"Mommy!" he shrilled. "Mommy, look at him!"

The woman tried to hush her son, to drag him away, but the child eluded her grasp and danced back, still staring at John. "Look at him, Mommy! What a funny color—"

John raised his hand as if to strike the child. He didn't mean it, not really, but he wanted to stop that high-pitched voice, stop those amazed eyes from examining him. The child screamed and ran to his mother. The mother shrank back, enfolding the little boy in her arms, and shouted, "Help! Help me, please!"

John turned and ran, almost into the arms of a tall Blast. He stopped, whirled around, and headed back past the woman and child. He cut left at the next corner, ran faster than ever before in his life, cut right, and left, and kept going until the breath rasped through his throat like liquified metal. But even as he ran, he was without fear. He was too angry now to be frightened. And it was anger such as he'd never before experienced. A sickening, confusing, red-hazed mélange of emotion that had about it a nightmare quality.

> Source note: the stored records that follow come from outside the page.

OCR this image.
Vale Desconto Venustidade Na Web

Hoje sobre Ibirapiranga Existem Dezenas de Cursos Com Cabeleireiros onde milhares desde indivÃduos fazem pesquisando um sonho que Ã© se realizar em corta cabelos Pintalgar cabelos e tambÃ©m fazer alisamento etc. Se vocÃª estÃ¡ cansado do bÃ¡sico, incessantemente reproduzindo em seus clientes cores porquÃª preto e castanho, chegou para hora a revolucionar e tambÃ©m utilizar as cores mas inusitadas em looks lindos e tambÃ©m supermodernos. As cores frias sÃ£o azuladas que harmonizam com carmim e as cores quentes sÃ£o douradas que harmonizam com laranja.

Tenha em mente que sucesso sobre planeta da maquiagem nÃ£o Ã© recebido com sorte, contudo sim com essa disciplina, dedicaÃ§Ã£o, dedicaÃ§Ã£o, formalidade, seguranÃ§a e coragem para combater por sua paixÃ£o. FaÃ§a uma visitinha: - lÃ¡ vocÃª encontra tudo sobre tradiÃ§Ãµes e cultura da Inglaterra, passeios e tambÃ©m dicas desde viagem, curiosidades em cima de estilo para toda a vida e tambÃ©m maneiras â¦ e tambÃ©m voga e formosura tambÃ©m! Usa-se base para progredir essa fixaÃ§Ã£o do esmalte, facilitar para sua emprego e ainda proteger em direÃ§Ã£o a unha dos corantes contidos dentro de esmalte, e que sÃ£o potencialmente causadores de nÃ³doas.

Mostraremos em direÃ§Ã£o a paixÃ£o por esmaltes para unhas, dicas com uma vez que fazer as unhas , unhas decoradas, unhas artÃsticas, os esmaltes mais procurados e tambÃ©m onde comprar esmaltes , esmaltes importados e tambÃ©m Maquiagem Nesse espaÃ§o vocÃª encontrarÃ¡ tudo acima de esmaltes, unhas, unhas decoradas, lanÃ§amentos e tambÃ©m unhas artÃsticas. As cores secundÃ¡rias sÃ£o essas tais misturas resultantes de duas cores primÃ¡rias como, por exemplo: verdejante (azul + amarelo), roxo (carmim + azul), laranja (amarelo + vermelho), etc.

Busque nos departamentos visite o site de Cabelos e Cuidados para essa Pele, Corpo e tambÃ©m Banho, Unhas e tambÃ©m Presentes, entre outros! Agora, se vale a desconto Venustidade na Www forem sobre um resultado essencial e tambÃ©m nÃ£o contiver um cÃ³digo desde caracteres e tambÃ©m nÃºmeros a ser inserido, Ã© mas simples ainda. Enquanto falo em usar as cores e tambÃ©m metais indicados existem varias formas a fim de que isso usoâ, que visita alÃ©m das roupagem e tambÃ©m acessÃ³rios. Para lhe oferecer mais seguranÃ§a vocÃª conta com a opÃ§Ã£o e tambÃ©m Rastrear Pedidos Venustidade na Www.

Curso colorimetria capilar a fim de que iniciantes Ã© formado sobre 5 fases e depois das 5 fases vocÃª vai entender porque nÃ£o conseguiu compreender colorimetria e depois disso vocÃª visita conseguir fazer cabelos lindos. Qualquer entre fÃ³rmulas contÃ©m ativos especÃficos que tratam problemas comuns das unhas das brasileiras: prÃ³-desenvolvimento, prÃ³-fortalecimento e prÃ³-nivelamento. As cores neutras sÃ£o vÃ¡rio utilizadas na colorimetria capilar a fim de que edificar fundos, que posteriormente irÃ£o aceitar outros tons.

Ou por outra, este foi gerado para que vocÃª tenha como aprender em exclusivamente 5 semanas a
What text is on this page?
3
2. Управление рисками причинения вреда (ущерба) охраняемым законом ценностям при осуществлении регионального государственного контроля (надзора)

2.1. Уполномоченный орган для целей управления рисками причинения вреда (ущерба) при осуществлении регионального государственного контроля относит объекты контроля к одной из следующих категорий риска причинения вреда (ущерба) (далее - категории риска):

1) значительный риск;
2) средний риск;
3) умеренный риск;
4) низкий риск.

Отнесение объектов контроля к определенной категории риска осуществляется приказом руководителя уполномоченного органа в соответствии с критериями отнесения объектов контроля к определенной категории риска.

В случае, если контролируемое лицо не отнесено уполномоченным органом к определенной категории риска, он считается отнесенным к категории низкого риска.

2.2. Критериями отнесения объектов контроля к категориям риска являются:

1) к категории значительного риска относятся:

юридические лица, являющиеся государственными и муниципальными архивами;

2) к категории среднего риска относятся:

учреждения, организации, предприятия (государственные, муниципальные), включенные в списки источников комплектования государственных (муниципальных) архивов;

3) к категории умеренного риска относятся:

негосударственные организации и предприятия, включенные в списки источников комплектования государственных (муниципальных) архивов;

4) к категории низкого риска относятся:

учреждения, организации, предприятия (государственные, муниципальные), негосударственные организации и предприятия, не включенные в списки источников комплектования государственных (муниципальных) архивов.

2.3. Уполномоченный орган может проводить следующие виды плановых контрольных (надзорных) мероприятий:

He had to slow down, and saw that it was all right. He'd lost that Blast, left the entire scene far behind. "Lousy foul-blooded Outsiders!" he panted, and at the same time knew that it wasn't just the Outsiders. It was his mother, and his father, and the slum, and the gangs, and the poverty. It was his life he hated, his life he raged at.

This then was the irritation he'd felt in the past weeks, now transformed by Upper City into a maniacal rage.

John Stevens was leader of the Adolphs. John Stevens wasn't even close to being the biggest or strongest boy in his crowd. But he was the smartest. And this raw, basic, but still superior intellect worked against him as he stalked the wide avenues of Upper City.